Teyon’s Heavy Fire series has taken a few knocks over the years and yet new titles keep coming. The simple reason for this is that – despite rallying up against competition that offers far more freedom and visual fidelity – there is still an audience that enjoys them. The latest instalment, Heavy Fire: Black Arms 3D, may not be everyone’s vision of how to deliver an arcade action videogame on Nintendo 3DS, but it’s sure to prove successful regardless.
Heavy Fire: Black Arms 3D plays incredibly similar to its predecessor, Heavy Fire: The Chosen Few 3D. The inconsequential storyline that garnishes the hefty dose of violence is of course brand new and the experience as a whole feels noticeably slicker, but for all intents and purposes Heavy Fire: Black Arms 3D is a revamp of Heavy Fire: The Chosen Few 3D. The action plays the same, the upgrade system plays the same and even the menus are presented in the same fashion.
The control system is immediate and designed for both left- and right-handed players. With the touchscreen and stylus used for aiming either trigger can be pressed to take the shot. The D-Pad or the B button reloads your weapon and, unlike the home console editions of the franchise, taking cover is automated. Your only task in Heavy Fire: Black Arms 3D is to aim and shoot; but you best be quick about it if you wish to make it through unscathed.
Heavy Fire: Black Arms 3D is a challenging videogame to say the least. Enemies are very accurate and can be quick on the draw. Players are given the option to replay earlier missions once completed and often will need to, as the cash earned there can be used to buy upgrades and make subsequent levels a little easier. At many points during Heavy Fire: Black Arms 3D’s campaign you’re likely to find yourself returning to earlier missions for just this reason.
The videogame takes you through some exciting set-pieces – river chases, collapsing bridges, maddened helicopter pilots prepared to shoot their own men to get to you – but much of the adrenaline is lost to poor visual design. Heavy Fire: Black Arms 3D looks slightly better than Heavy Fire: The Chosen Few 3D, but not by way of special effects. Explosions are lifeless and a falling tree means nothing without measurable impact. The animation is improved but still sees troops stop and turn on axis; there’s no doubt that this could easily have been accomplished on the original Nintendo DS hardware.

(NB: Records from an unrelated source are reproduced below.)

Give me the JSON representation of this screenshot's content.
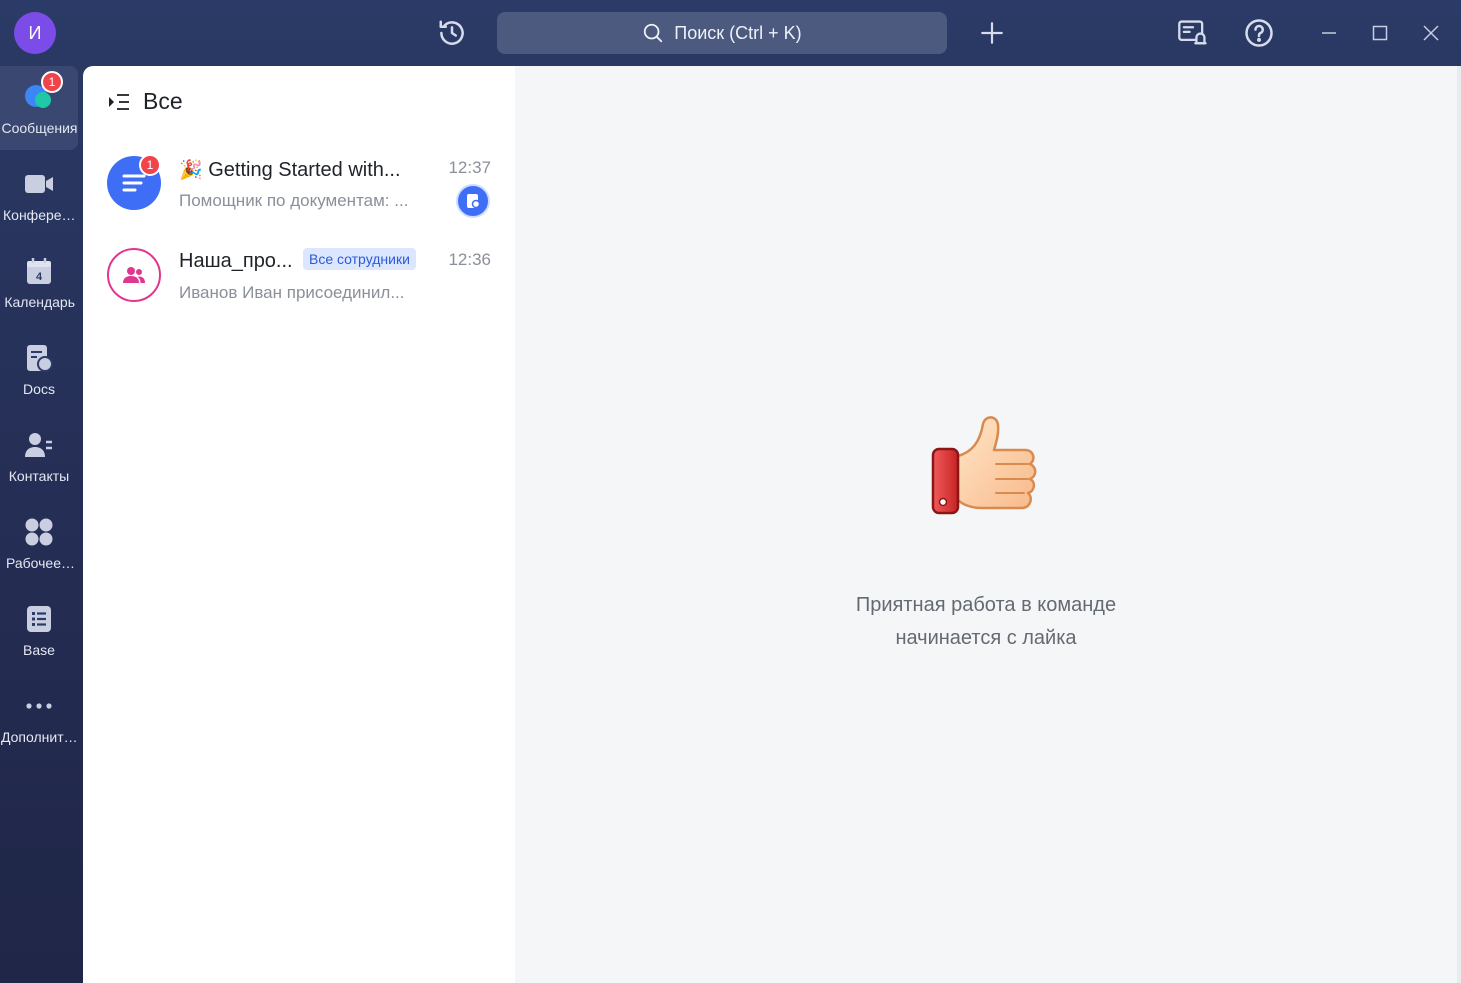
{
  "user": {
    "avatar_letter": "И",
    "avatar_color": "#7c4ce8"
  },
  "titlebar": {
    "history_icon": "history-icon",
    "search_placeholder": "Поиск (Ctrl + K)",
    "add_icon": "plus-icon",
    "notifications_icon": "notification-list-icon",
    "help_icon": "help-icon"
  },
  "nav": {
    "items": [
      {
        "label": "Сообщения",
        "icon": "messages-icon",
        "badge": "1",
        "active": true
      },
      {
        "label": "Конфере…",
        "icon": "video-icon"
      },
      {
        "label": "Календарь",
        "icon": "calendar-icon",
        "icon_text": "4"
      },
      {
        "label": "Docs",
        "icon": "docs-icon"
      },
      {
        "label": "Контакты",
        "icon": "contacts-icon"
      },
      {
        "label": "Рабочее…",
        "icon": "workspace-icon"
      },
      {
        "label": "Base",
        "icon": "base-icon"
      },
      {
        "label": "Дополнит…",
        "icon": "more-icon"
      }
    ]
  },
  "chatlist": {
    "filter_label": "Все",
    "chats": [
      {
        "name": "Getting Started with...",
        "emoji": "🎉",
        "preview": "Помощник по документам: ...",
        "time": "12:37",
        "badge": "1",
        "avatar_color": "#3d6ef5"
      },
      {
        "name": "Наша_про...",
        "tag": "Все сотрудники",
        "preview": "Иванов Иван присоединил...",
        "time": "12:36",
        "avatar_color": "#e0368f"
      }
    ]
  },
  "content": {
    "empty_line1": "Приятная работа в команде",
    "empty_line2": "начинается с лайка"
  }
}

Heavy Fire: Black Arms 3D is a new edition of the Heavy Fire series that refuses to break the mould, simply touching up a few weaker areas and calling it a day. Owners of Heavy Fire: The Chosen Few 3D who haven’t yet seen everything it has to offer need not take a second glance at Heavy Fire: Black Arms 3D as it is essentially the same experience, but if you’re looking to take your first step into arcade shooting on Nintendo 3DS you could do worse. The likelihood is that Heavy Fire: Black Arms 3D will continue the success of the series as its core audience will readily lap it up, but it’s unlikely to earn any new fans with this latest addition.